Persisted snapshot of agent state enabling resume after failure, long waits, or handoffs. Checkpoints are the foundation of durable execution — they let an agent pick up exactly where it left off after a crash or deliberate pause.
Durable memory across sessions — user preferences, organizational knowledge, learned skills, and relationship history — with retrieval and consolidation. Long-term memory lets agents build persistent understanding of users and projects over weeks and months.
General-purpose large language model used for text understanding, generation, and tool reasoning. LLMs are the reasoning engines at the heart of every agent, converting instructions and context into decisions and actions.
Small language model optimized for latency, on-device deployment, or specialized domains. SLMs trade breadth for speed and cost, running on edge devices or handling focused tasks where a full LLM is overkill.
Models that natively handle text, images, audio, and video in one unified stream.
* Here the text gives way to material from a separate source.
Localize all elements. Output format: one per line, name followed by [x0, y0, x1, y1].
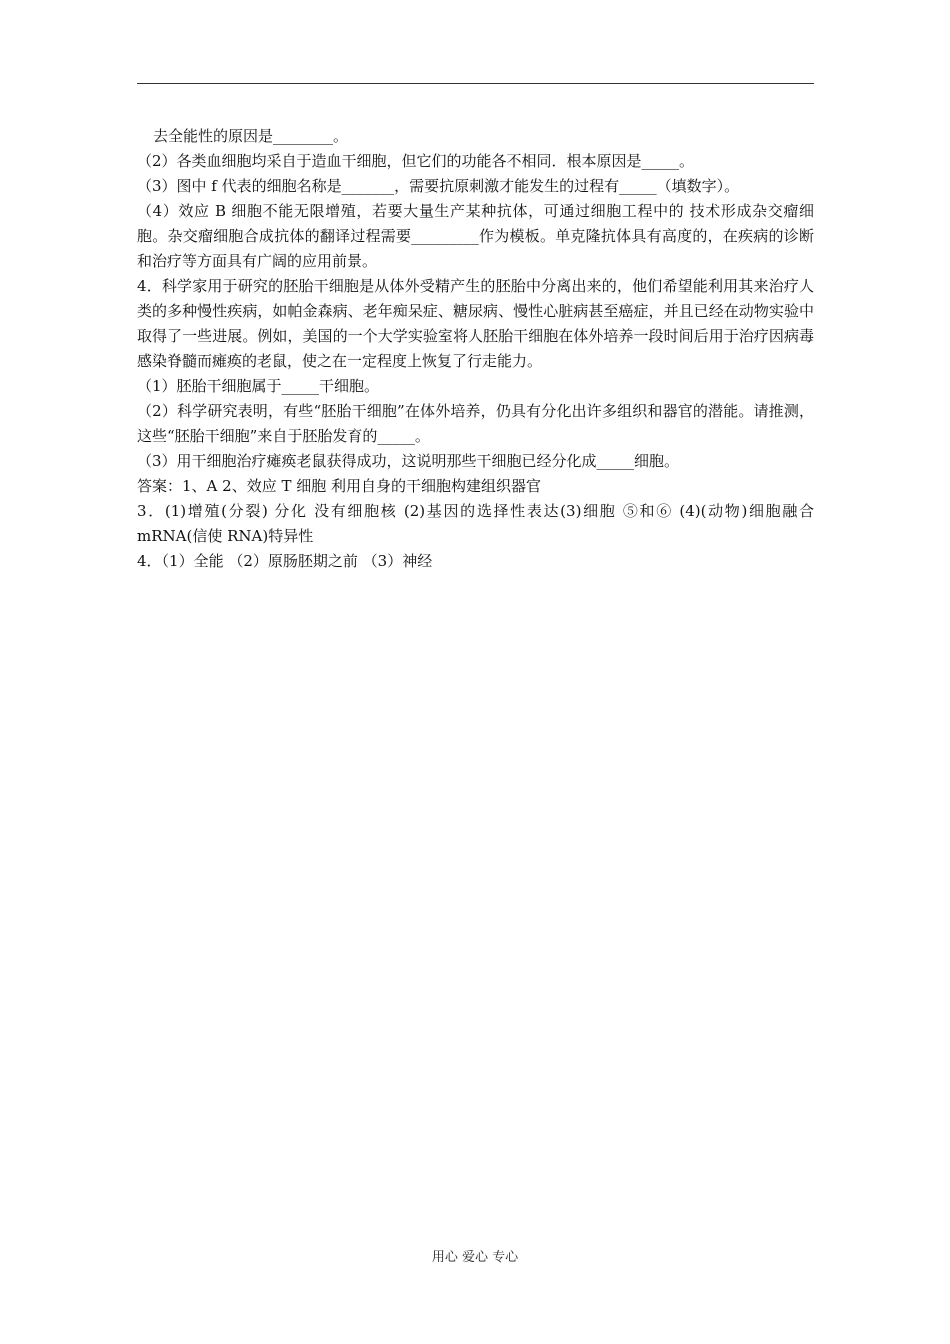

Multimodal models let agents see screenshots, hear audio, and process documents with mixed content — critical for computer use, document understanding, and real-world interaction.
Models tuned for multi-step deliberation and planning with chain-of-thought reasoning, achieving improved reliability on hard math, code, and logic tasks. Reasoning models think before they answer, trading latency for accuracy on problems that require careful step-by-step analysis.
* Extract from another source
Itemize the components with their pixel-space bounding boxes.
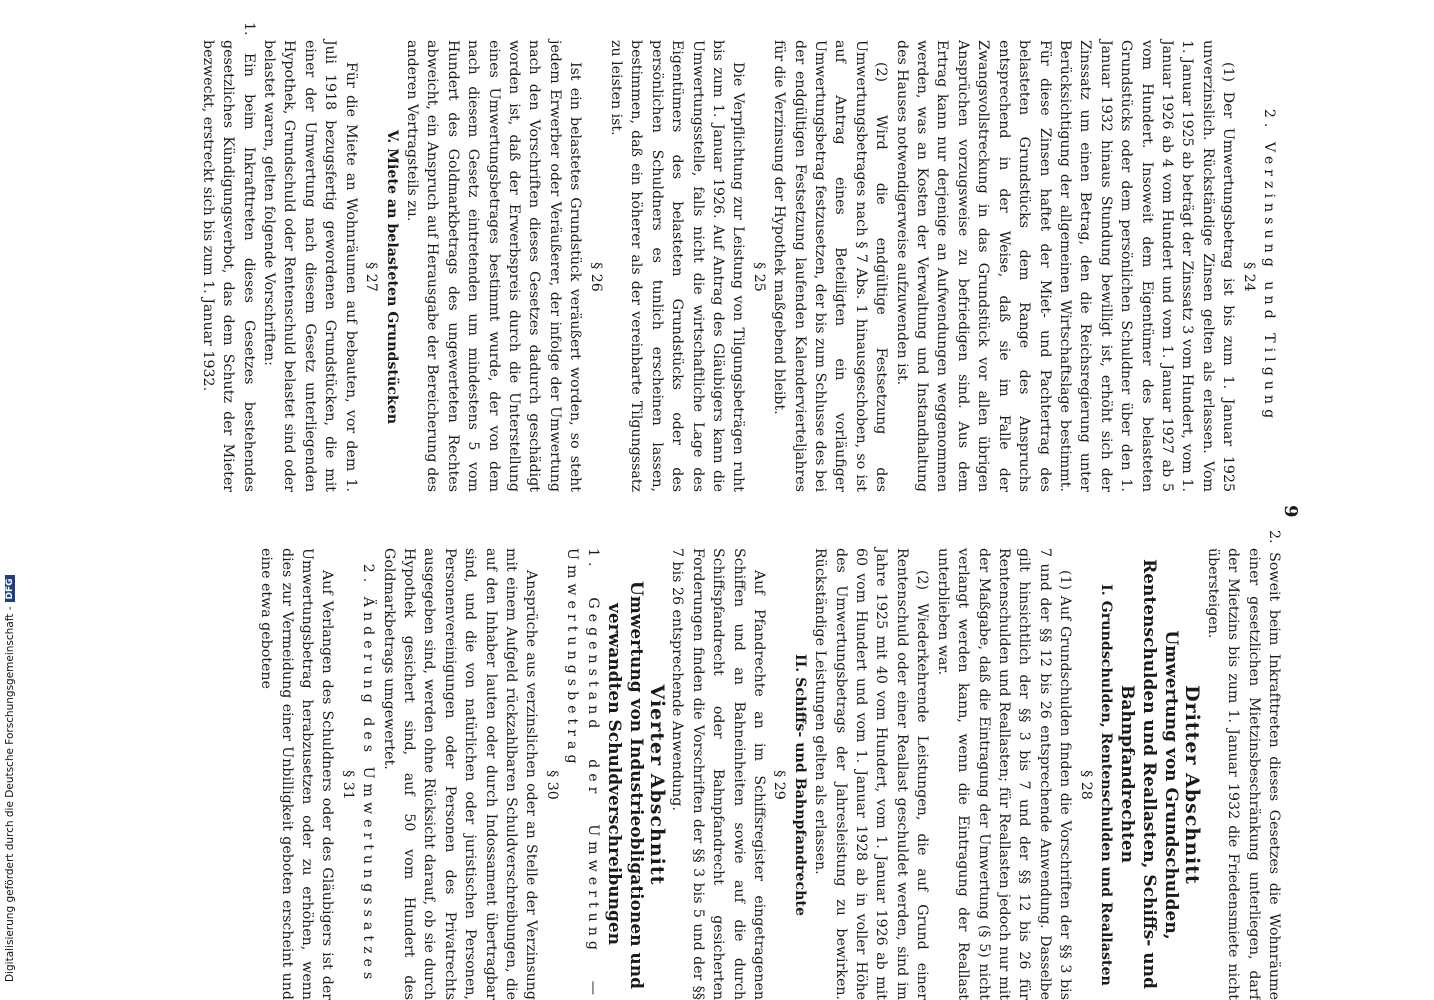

Language models using diffusion-style generation — iterative denoising — rather than autoregressive next-token decoding. Diffusion LLMs can generate all tokens in parallel, offering fundamentally different speed/quality tradeoffs and enabling novel editing and infilling workflows.
A model served or trained across many nodes and GPUs, often with decentralized or swarm compute. Distributed LLMs tackle the fundamental challenge that frontier models are too large for any single machine, requiring novel parallelism strategies.
Vision-Language-Action models that map perception and language to embodied actions for robotics. VLAs bridge the gap between AI reasoning and physical manipulation, letting robots understand natural language commands and execute them in the real world.
Scaling inference across GPUs and nodes for throughput, latency, and long-context workloads. Distributed inference engines handle the challenge of serving models to thousands of concurrent users while keeping response times low and costs manageable.
Scaling model training via data, model, and pipeline parallelism with sharded optimizers. Distributed training makes it possible to build frontier models by coordinating thousands of GPUs, with sophisticated strategies to minimize communication overhead.